Ook bij de kans op een diepte- of flankbal dient de keeper een uitgangshouding aan te nemen. De keeper zal bij deze uitgangshouding rechter op staan dan bij de uitgangshouding bij een schot op doel. Tevens zullen de voeten in de starthouding moeten staan zodat de keeper zo in staat is om zich zo snel mogelijk voor- of achterwaarts te verplaatsen.

Techniek

  • Handen zijn los van het lichaam en iets voor het lichaam.
  • Handen worden iets hoger gehouden dan bij een schot op doel.
  • Benen zijn iets gebogen.
  • Voeten wijzen richting de bal.
  • Ene been staat voor andere been (starthouding).
  • Hakken zijn van de grond.
  • Hierdoor is de keeper in staat om snel voor- of achterwaarts te lopen.

Veel voorkomende fouten

  • De stand van beide benen is niet correct.
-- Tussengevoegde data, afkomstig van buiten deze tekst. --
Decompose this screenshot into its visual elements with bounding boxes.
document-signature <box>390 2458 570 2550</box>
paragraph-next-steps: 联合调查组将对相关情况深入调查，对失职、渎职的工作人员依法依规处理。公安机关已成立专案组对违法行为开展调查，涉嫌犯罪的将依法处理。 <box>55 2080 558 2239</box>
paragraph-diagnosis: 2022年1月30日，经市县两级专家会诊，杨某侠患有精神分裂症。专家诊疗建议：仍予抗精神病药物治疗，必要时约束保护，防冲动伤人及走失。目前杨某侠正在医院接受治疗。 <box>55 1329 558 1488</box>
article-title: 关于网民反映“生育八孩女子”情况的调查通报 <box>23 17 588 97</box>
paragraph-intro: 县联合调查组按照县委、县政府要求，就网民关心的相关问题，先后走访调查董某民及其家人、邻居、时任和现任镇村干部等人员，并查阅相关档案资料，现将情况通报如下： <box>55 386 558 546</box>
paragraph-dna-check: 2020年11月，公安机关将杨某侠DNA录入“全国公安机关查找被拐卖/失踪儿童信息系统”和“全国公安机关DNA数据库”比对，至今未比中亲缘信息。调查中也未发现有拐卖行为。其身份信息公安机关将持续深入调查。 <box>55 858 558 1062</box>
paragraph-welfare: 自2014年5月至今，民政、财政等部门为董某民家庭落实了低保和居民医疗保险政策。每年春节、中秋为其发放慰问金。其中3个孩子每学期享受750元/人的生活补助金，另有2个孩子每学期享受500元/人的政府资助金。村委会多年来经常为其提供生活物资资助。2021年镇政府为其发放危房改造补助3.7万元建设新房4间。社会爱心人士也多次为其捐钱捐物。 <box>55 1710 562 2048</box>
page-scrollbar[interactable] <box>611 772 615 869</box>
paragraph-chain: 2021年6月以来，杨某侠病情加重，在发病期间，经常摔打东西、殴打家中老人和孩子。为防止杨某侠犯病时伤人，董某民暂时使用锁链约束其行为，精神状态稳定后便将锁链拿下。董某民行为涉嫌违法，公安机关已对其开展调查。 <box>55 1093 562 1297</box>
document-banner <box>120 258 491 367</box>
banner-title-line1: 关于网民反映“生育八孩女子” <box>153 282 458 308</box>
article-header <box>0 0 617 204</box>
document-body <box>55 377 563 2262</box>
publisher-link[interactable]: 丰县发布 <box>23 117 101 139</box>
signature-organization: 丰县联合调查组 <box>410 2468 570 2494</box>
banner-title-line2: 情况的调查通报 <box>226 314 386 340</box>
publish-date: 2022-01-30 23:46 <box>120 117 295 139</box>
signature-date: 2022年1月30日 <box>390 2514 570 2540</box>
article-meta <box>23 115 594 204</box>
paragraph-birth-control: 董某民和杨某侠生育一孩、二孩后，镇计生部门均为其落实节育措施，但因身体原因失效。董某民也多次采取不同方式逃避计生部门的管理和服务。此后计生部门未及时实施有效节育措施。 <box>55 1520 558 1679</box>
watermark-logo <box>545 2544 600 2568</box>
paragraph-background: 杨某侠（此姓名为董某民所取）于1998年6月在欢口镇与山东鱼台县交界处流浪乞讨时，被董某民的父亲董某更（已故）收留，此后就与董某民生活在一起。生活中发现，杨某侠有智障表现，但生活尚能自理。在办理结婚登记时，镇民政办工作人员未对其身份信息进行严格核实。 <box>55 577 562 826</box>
Keeper staat vaak te breed of te smal.
  • De keeper staat met gestrekte in plaats van gebogen knieën, waardoor een goede afzet niet mogelijk is.
  • De keeper staat op zijn hakken in plaats van zijn voorvoeten, waardoor eveneens geen goede afzet mogelijk is.
  • De voeten van de keeper wijzen niet in de richting van de bal.
  • De keeper staat rechtop in plaats van iets voorover gebogen.
  • De keeper heeft zijn handen naast of tegen zijn lichaam in plaats van ervoor.
  • De keeper heeft zijn handen niet goed open in de richting van de bal en maakt daarbij zijn handen niet groot genoeg om de bal te kunnen vangen.